In contrast to the original implementation of fasttext (https://github.com/facebookresearch/fastText) this implementation can use GPUs to accelerate the training and the training can be distributed across multiple nodes.
Run pip3 install git+https://github.com/dbaumgarten/FToDTF.git
The programm is now installed system-wide. You can now import the package ftodtf in python3 and run the cli-command fasttext <optional args>
After installing just run
fasttext preprocess --corpus_path <your-training-data>
fasttext train
in your console.
This will run the training and will periodically store checkpoints of the current model into the ./log folder.
After you have trained for some time you can try out the trained word-vectors:
fasttext infer similarity i you one two
This will load the latest model stored in ./log and use it to calculate and print the similarity between the words i you one two. If everything works out, "I" should be similar to "you" and "one" should be similar to "two", while all other combinations should be relatively un-similar.
This application is also available as pre-built docker-image (https://hub.docker.com/r/dbaumgarten/ftodtf/)
sudo docker run --rm -it -v `pwd`:/data dbaumgarten/ftodtf train
There is docker-compose file demonstrating the distributed setup op this programm. To run a cluster on your local machine
- go to the directory of the docker-compose file
- preprocess your data using
fasttext preprocess --corpus_path <your-training-data>
- run:
sudo docker-compose up
This will start a cluster consisting of two workers and two parameter servers on your machine.
Each time you restart the cluster it will continue to work from the last checkpoint. If you want to start from zero delete the contents of ./log/distributed on the server of worker0
Please note that running a cluster on a single machine is slower then running a single instance directly on this machine. To see some speedup you will need to use multiple independent machines.
There is also an example how to use slurm for setting up distributed training (slurmjob.sh). You will probably have to modify the script to work on your specfic cluster. Please not that the slurm-script currently only handles training. You will have to create training-batches (fasttext preprocess) and copy the created batches-files to the cluster-nodes manually befor starting training.
The input for the proprocess-step is a raw text-file containing lots of sentences of the language for that you want to compute word-embeddings.
The quality of the calculated word-vectors depends heavily on the used training-corpus and the hyperparameters (training-steps, embedding-dimension etc.). If you don't get usefull results try changing the default hyperparameters (especially the amount of training-steps can have a big influence) or use other training data.

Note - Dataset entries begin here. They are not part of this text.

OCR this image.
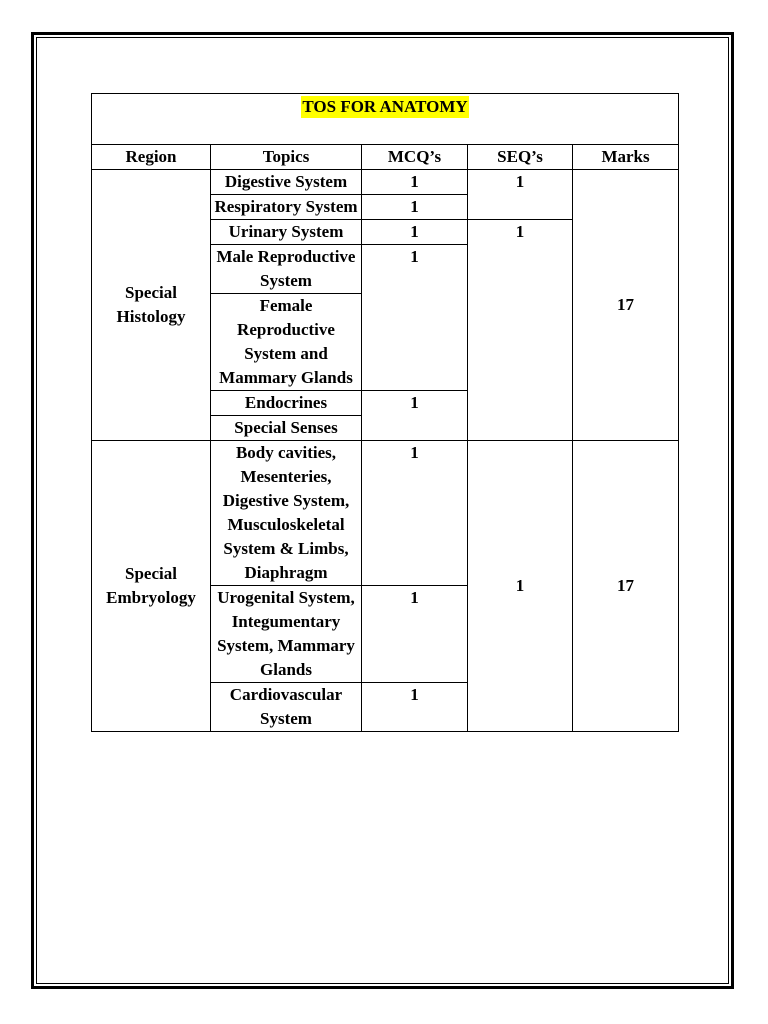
TOS FOR ANATOMY				
Region	Topics	MCQ’s	SEQ’s	Marks
Special Histology	Digestive System	1	1	17
	Respiratory System	1		
	Urinary System	1	1	
	Male Reproductive System	1		
	Female Reproductive System and Mammary Glands			
	Endocrines	1		
	Special Senses			
Special Embryology	Body cavities, Mesenteries, Digestive System, Musculoskeletal System & Limbs, Diaphragm	1	1	17
	Urogenital System, Integumentary System, Mammary Glands	1		
	Cardiovascular System	1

We got really good results for german with 81MB of training-data and the parameters --num_buckets=2000000 --vocabulary_size=200000 --steps=10000000, but the resulting model is quite large (2.5GB) and it took >10 hours to train.

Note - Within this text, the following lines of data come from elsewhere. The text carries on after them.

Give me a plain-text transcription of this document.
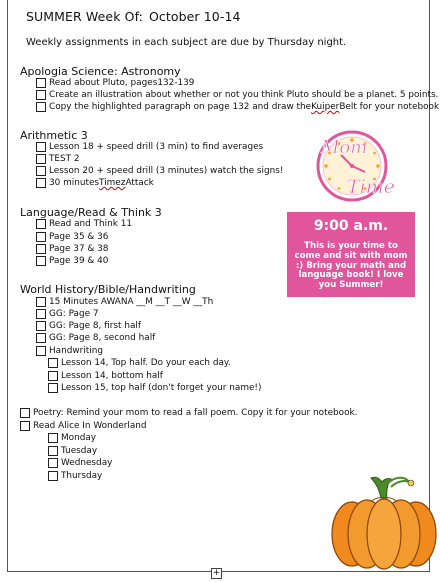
SUMMER Week Of: October 10-14
Weekly assignments in each subject are due by Thursday night.
Apologia Science: Astronomy
Read about Pluto, pages132-139
Create an illustration about whether or not you think Pluto should be a planet. 5 points.
Copy the highlighted paragraph on page 132 and draw the Kuiper Belt for your notebook
Arithmetic 3
Lesson 18 + speed drill (3 min) to find averages
TEST 2
Lesson 20 + speed drill (3 minutes) watch the signs!
30 minutes Timez Attack
Language/Read & Think 3
Read and Think 11
Page 35 & 36
Page 37 & 38
Page 39 & 40
World History/Bible/Handwriting
15 Minutes AWANA __M __T __W __Th
GG: Page 7
GG: Page 8, first half
GG: Page 8, second half
Handwriting
Lesson 14, Top half. Do your each day.
Lesson 14, bottom half
Lesson 15, top half (don't forget your name!)
Poetry: Remind your mom to read a fall poem. Copy it for your notebook.
Read Alice In Wonderland
Monday
Tuesday
Wednesday
Thursday
Mom
Time
9:00 a.m.
This is your time to come and sit with mom :) Bring your math and language book! I love you Summer!
+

- When supplying input-text that does not contain sentences (but instead just a bunch of words without punctuation)
fasttext preprocess
will hang indefinetly.
You can find the auto-genrated documentation for the code here: https://dbaumgarten.github.io/FToDTF/
The architecture documentation (german only) can be found here: https://github.com/dbaumgarten/FToDTF/blob/master/docs/architecture/architecture.md
Computations for this work (like the testing of the distributed-training functionalities) were done with resources of Leipzig University Computing Centre.